New issue
Advanced search Search tips
Note: Color blocks (like or ) mean that a user may not be available. Tooltip shows the reason.

Issue 669802 link

Starred by 2 users

Issue metadata

Status: Fixed
Owner:
Closed: Jan 2017
Cc:
Components:
EstimatedDays: ----
NextAction: ----
OS: ----
Pri: 1
Type: Bug

Blocking:
issue 680303



Sign in to add a comment

Wptserve intermittently hangs when starting.

Project Member Reported by dpranke@chromium.org, Nov 30 2016

Issue description

See bug 669194 for context. More details to follow tomorrow when I'm more awake :).
 
I'm turning off wptserve temporarily and suppressing the failures until we can figure out better what's going on.
Owner: dpranke@chromium.org
Status: Assigned (was: Available)
I will own this for now until I can at least fill in more of the information.
Project Member

Comment 3 by bugdroid1@chromium.org, Nov 30 2016

The following revision refers to this bug:
  https://chromium.googlesource.com/chromium/src.git/+/2431536e807485af5161318d9d5ae6b594f7cf1b

commit 2431536e807485af5161318d9d5ae6b594f7cf1b
Author: dpranke <dpranke@chromium.org>
Date: Wed Nov 30 08:22:01 2016

Suppress wptserve-related layout test failures temporarily.

TBR=tkent@chromium.org
NOTRY=true
BUG=669194, 669802 

Review-Url: https://codereview.chromium.org/2540853003
Cr-Commit-Position: refs/heads/master@{#435163}

[modify] https://crrev.com/2431536e807485af5161318d9d5ae6b594f7cf1b/third_party/WebKit/LayoutTests/TestExpectations

Cc: jeffcarp@chromium.org
Owner: qyears...@chromium.org
Punting this to qyearsley now that he's back. qyearsley, feel free to punt to someone else.
Cc: mkwst@chromium.org
Is this the only thing blocking re-enabling wptserve? It isn't linked from https://codereview.chromium.org/2537413002 while issue 669194 is, so I'm not sure :)
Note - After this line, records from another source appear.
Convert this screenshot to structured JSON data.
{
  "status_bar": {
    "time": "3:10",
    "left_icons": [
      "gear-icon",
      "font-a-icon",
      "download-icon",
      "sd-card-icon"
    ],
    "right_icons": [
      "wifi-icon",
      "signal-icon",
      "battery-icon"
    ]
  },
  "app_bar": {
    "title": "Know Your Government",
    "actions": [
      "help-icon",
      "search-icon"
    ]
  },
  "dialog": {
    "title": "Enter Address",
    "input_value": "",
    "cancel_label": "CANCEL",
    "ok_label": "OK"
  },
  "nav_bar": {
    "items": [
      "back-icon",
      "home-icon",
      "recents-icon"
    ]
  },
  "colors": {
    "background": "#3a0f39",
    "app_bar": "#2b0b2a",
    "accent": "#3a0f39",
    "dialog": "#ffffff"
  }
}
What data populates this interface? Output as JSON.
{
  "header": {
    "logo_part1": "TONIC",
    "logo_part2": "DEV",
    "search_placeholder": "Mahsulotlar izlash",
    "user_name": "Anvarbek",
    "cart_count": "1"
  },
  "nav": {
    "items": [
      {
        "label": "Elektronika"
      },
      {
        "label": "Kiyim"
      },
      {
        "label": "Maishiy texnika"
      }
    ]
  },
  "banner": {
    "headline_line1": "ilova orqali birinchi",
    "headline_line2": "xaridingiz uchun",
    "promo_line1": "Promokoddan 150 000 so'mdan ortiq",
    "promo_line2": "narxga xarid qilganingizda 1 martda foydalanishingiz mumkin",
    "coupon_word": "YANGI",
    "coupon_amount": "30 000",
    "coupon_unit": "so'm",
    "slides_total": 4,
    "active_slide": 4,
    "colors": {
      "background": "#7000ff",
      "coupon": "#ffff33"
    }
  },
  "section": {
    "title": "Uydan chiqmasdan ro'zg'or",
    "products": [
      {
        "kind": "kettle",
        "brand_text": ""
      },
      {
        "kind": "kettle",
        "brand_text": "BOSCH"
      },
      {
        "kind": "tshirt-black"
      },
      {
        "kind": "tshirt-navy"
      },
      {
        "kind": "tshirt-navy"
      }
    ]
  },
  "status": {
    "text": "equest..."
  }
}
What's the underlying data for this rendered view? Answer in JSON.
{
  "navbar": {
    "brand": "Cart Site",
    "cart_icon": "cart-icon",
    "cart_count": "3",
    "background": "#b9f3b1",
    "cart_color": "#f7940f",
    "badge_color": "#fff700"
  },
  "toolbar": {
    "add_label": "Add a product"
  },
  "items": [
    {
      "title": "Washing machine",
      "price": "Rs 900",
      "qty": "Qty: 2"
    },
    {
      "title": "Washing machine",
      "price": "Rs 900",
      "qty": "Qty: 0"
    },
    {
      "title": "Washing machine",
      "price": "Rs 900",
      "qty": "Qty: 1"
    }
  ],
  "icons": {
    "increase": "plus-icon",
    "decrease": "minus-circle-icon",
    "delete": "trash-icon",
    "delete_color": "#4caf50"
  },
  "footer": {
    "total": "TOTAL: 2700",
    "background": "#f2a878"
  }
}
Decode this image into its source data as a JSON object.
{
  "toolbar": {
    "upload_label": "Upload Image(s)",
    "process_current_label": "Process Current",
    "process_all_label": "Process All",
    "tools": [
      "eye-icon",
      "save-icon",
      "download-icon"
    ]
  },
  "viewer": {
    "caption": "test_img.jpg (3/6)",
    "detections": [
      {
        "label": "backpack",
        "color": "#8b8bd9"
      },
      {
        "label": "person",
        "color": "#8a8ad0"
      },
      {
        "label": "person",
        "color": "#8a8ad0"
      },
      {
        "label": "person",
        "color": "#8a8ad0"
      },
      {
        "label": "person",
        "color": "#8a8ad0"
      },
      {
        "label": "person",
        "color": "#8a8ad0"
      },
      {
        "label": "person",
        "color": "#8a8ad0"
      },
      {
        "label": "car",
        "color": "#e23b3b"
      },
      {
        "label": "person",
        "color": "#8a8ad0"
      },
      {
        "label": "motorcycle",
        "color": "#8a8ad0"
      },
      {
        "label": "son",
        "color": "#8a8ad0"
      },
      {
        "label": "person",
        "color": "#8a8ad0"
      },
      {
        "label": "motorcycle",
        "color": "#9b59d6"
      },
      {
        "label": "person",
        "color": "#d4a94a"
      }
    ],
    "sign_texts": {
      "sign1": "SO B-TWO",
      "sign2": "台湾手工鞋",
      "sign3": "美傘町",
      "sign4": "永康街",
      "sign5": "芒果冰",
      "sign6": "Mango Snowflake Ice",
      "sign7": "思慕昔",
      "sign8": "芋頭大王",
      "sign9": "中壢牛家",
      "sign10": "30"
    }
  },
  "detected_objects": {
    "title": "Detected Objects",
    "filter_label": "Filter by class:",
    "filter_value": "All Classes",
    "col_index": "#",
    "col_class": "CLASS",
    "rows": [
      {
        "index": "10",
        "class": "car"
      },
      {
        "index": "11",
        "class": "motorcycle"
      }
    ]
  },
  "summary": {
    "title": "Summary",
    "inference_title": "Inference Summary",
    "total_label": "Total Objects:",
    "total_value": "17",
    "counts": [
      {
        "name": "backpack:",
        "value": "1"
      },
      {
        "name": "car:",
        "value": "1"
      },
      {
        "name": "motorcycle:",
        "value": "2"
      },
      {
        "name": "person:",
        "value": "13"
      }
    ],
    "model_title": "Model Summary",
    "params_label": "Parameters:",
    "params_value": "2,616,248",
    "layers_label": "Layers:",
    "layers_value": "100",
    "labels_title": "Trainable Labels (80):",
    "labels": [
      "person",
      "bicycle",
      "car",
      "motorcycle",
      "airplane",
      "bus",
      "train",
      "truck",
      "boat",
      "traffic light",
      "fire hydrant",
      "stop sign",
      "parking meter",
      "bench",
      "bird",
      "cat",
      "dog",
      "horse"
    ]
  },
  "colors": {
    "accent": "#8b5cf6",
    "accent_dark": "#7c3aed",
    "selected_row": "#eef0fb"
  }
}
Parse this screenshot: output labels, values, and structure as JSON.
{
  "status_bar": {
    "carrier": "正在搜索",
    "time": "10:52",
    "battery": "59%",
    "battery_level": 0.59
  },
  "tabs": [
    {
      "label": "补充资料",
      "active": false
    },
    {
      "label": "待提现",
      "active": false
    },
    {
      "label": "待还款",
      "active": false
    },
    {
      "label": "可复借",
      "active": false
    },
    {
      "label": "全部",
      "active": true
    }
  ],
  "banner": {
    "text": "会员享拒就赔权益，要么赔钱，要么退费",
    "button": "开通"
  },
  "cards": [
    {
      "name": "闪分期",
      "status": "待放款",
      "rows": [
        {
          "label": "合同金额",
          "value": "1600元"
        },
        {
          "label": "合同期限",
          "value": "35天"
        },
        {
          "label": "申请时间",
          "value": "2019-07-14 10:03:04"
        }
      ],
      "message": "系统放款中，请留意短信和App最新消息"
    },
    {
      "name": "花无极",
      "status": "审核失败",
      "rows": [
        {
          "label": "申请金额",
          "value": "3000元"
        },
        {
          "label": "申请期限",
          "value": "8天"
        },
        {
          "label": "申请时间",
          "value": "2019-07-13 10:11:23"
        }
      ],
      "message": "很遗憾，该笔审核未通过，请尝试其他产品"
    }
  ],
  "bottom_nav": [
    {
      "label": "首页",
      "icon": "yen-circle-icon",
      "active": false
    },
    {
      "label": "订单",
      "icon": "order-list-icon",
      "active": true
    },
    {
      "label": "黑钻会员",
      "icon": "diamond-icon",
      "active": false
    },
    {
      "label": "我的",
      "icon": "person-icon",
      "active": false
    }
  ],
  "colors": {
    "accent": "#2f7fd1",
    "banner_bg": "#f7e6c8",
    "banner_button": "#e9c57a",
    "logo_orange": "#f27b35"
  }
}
Context: mkwst@ was trying to add tests today that depend on wptserve, and got timeouts instead.
Yes, this is the only thing blocking it.
So, to clarify the relationship between this and bug 669194 -- on the instances of hanging for that bug, we saw something like:

11:51:02.680 3172 Starting WPTServe ...
11:51:02.684 3172 stale wptserve pid file, pid 27540
2016/11/28 11:55:24 transport: http2Client.notifyError got notified that the client transport was broken EOF.
2016/11/28 11:59:24 transport: http2Client.notifyError got notified that the client transport was broken EOF.
...


And we think that the http2Client.notifyError is not a message from the layout test runner or wptserve, but instead is a message from logdog. If this can be reproduced somewhere, then we should expect to see the "stale wptserve pid file" message.

Also, it's possible/likely that "WebKit {Linux,Mac,Win} - WPTServe" on chromium.fyi are occasionally hitting this now, and so we are likely able to find recent logs where the test runner hung when starting wptserve, right?
Correct, though it may not happen often enough that the two builders will be enough to repro it (I saw two because I didn't see it happening on windows).

Also, the logdog message should now be gone, so this failure should now translate into the build being killed off after an hour w/o activity.
Note, I searched for past very-long webkit_tests steps on "WebKit {Linux,Mac} - WPTServe" and didn't find anything more than 3000 seconds long except for this 10-day-old "WebKit Linux - WPTServe" job:

https://build.chromium.org/p/chromium.fyi/builders/WebKit%20Linux%20-%20WPTServe/builds/7278/steps/webkit_tests/logs/stdio

Which also ends with:

11:22:08.246 30745 Starting WPTServe ...
11:22:08.246 30745 stale wptserve pid file, pid 22900
2016/11/28 11:27:00 transport: http2Client.notifyError got notified that the client transport was broken EOF.
2016/11/28 11:31:01 transport: http2Client.notifyError got notified that the client transport was broken EOF.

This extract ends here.